Alimin doğruyu söylemesi ve onu haykırmasını sağlayan psikolojik ve yürek cesaretinin olması. Alim bunu yaptığı takdirde -İbn Kayyım’ın dediği gibi- Allah onun yardımcısı ve rehberidir. Aksi takdirde alimlerin misyonunu, rabbânilerin görevini, tebliğ ve beyanın gereğini yerine getirmek ve onlara yüklenilen emaneti ifa etmek mümkün değildir. Bu psikolojik cesaret, âlimin -takva ve haşyetle- görevini yerine getirmesini, emaneti ifa etmesini ve şeriatın otoritesini insanlar ve yaşam üzerinde hakim kılmasını sağlayan şeydir. Şüphesiz bunun için alimin ödemesi gereken bir bedel ve yapması gerekli olan fedakarlıklar vardır. O bu bedel ve fedakarlıkları göğüslerken sadece Allah’tan karşılık bekler ve O’nun lütfuna rağbet eder.

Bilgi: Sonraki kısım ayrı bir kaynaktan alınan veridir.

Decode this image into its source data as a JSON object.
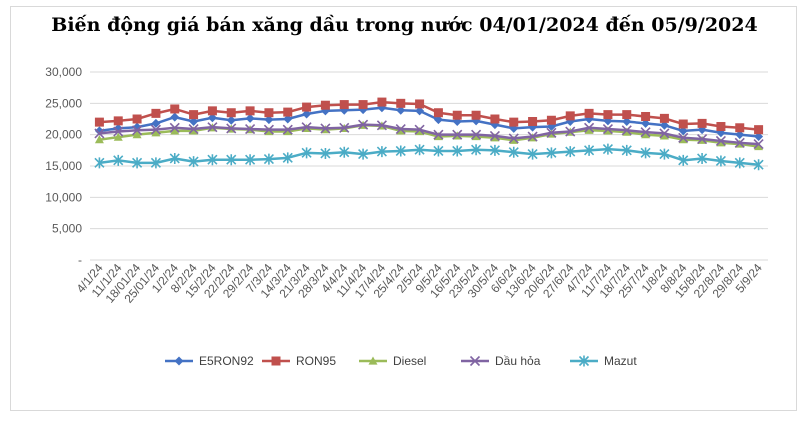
{
  "chart_data": {
    "type": "line",
    "title": "Biến động giá bán xăng dầu trong nước 04/01/2024 đến 05/9/2024",
    "xlabel": "",
    "ylabel": "",
    "ylim": [
      0,
      30000
    ],
    "y_ticks": [
      "-",
      "5,000",
      "10,000",
      "15,000",
      "20,000",
      "25,000",
      "30,000"
    ],
    "y_tick_values": [
      0,
      5000,
      10000,
      15000,
      20000,
      25000,
      30000
    ],
    "grid": true,
    "legend_position": "bottom",
    "x_tick_labels": [
      "4/1/24",
      "11/1/24",
      "18/01/24",
      "25/01/24",
      "1/2/24",
      "8/2/24",
      "15/2/24",
      "22/2/24",
      "29/2/24",
      "7/3/24",
      "14/3/24",
      "21/3/24",
      "28/3/24",
      "4/4/24",
      "11/4/24",
      "17/4/24",
      "25/4/24",
      "2/5/24",
      "9/5/24",
      "16/5/24",
      "23/5/24",
      "30/5/24",
      "6/6/24",
      "13/6/24",
      "20/6/24",
      "27/6/24",
      "4/7/24",
      "11/7/24",
      "18/7/24",
      "25/7/24",
      "1/8/24",
      "8/8/24",
      "15/8/24",
      "22/8/24",
      "29/8/24",
      "5/9/24"
    ],
    "series": [
      {
        "name": "E5RON92",
        "color": "#4472C4",
        "marker": "diamond",
        "values": [
          20600,
          21000,
          21200,
          21800,
          22800,
          22100,
          22700,
          22300,
          22600,
          22400,
          22500,
          23300,
          23800,
          23900,
          24000,
          24300,
          23900,
          23800,
          22400,
          22100,
          22200,
          21600,
          21000,
          21200,
          21300,
          22100,
          22500,
          22200,
          22100,
          21800,
          21500,
          20600,
          20800,
          20300,
          20000,
          19700
        ]
      },
      {
        "name": "RON95",
        "color": "#C0504D",
        "marker": "square",
        "values": [
          22000,
          22200,
          22500,
          23400,
          24100,
          23200,
          23800,
          23500,
          23800,
          23500,
          23600,
          24400,
          24700,
          24800,
          24800,
          25200,
          25000,
          24900,
          23500,
          23100,
          23100,
          22500,
          22000,
          22100,
          22300,
          23000,
          23400,
          23200,
          23200,
          22900,
          22600,
          21700,
          21800,
          21300,
          21100,
          20800
        ]
      },
      {
        "name": "Diesel",
        "color": "#9BBB59",
        "marker": "triangle",
        "values": [
          19200,
          19600,
          20000,
          20300,
          20600,
          20600,
          21100,
          20900,
          20800,
          20500,
          20500,
          21000,
          20800,
          21000,
          21500,
          21400,
          20600,
          20500,
          19700,
          19800,
          19700,
          19500,
          19100,
          19500,
          20100,
          20400,
          20700,
          20600,
          20400,
          20000,
          19800,
          19200,
          19100,
          18700,
          18500,
          18100
        ]
      },
      {
        "name": "Dầu hỏa",
        "color": "#8064A2",
        "marker": "x",
        "values": [
          20200,
          20500,
          20700,
          20800,
          21100,
          20900,
          21200,
          21000,
          20900,
          20800,
          20800,
          21200,
          21000,
          21100,
          21600,
          21500,
          20900,
          20800,
          20000,
          20000,
          20000,
          19800,
          19400,
          19700,
          20300,
          20500,
          21100,
          20900,
          20700,
          20400,
          20200,
          19500,
          19300,
          19000,
          18700,
          18500
        ]
      },
      {
        "name": "Mazut",
        "color": "#4BACC6",
        "marker": "asterisk",
        "values": [
          15500,
          15900,
          15500,
          15500,
          16200,
          15700,
          16000,
          16000,
          16000,
          16100,
          16300,
          17100,
          17000,
          17200,
          16900,
          17300,
          17400,
          17600,
          17400,
          17400,
          17600,
          17500,
          17200,
          16900,
          17100,
          17300,
          17500,
          17700,
          17500,
          17100,
          16900,
          15900,
          16200,
          15800,
          15500,
          15200
        ]
      }
    ]
  }
}
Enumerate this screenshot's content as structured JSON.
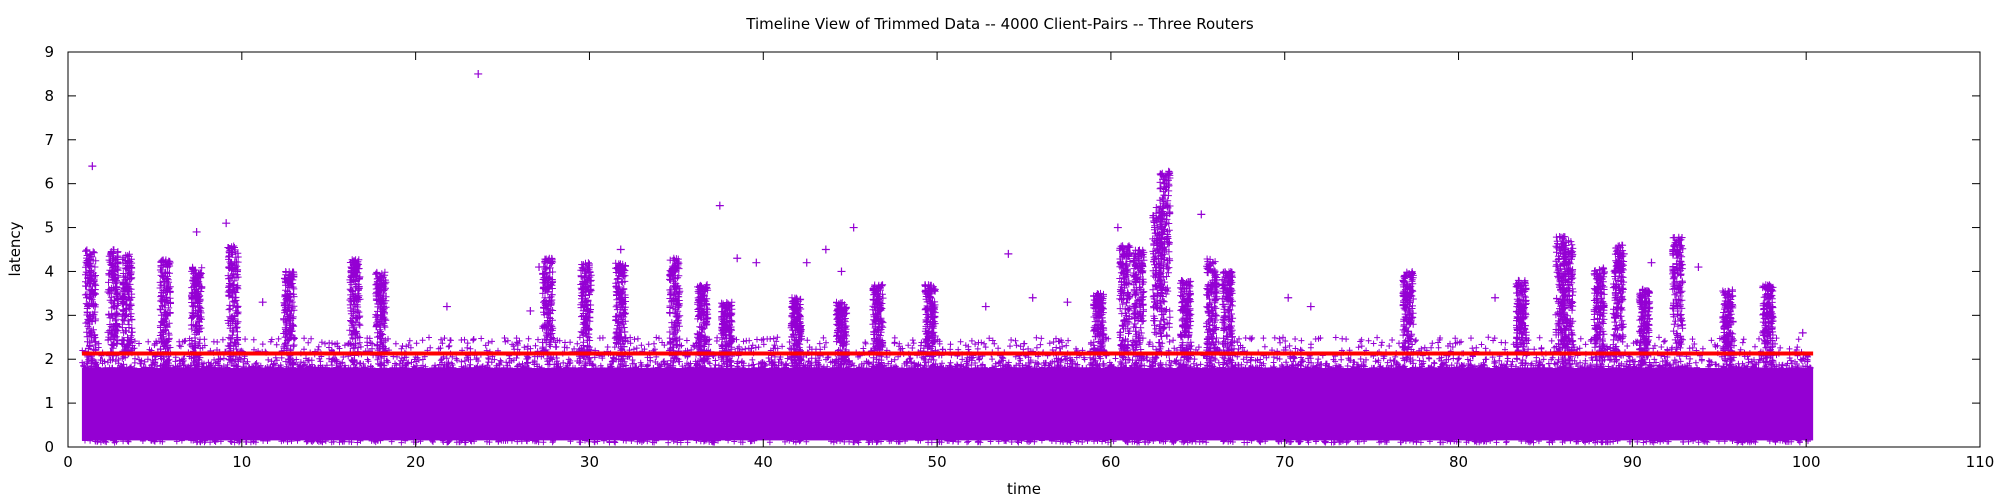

Şüphesiz bu tarz olaylar Rabbâni alimleri ortaya çıkarır. Allah Teala bu tarz olaylarla temiz olanı pisten, sadık olan alimi münafıktan ayırır. Olur ki alimin benimsediği sadık bir tutum ile Allah Teala ümmeti ayağa kaldırır, o alim de bu tutumuyla insanlar arasında yüceliğe erişir ve tarih onu telif edilen yüzlerce kitap ve vaazın yapamayacağı bir şekilde ebedi kılar. ‘’Eğer siz (Uhud’da) bir yara aldıysanız, şüphesiz o topluluk da (Müşrikler de Bedir’de) benzeri bir yara almıştı. İşte (iyi veya kötü) günleri insanlar arasında (böyle) döndürür dururuz. (Bazen bir topluma iyi ya da kötü günler gösteririz, bazen öbürüne.) Allah, sizden iman edenleri ayırt etmek, sizden şahitler edinmek için böyle yapar. Allah, zalimleri sevmez. Bir de Allah, iman edenleri arındırmak ve küfre sapanları mahvetmek için böyle yapar.’’ (Âl-i İmrân, 140-141.)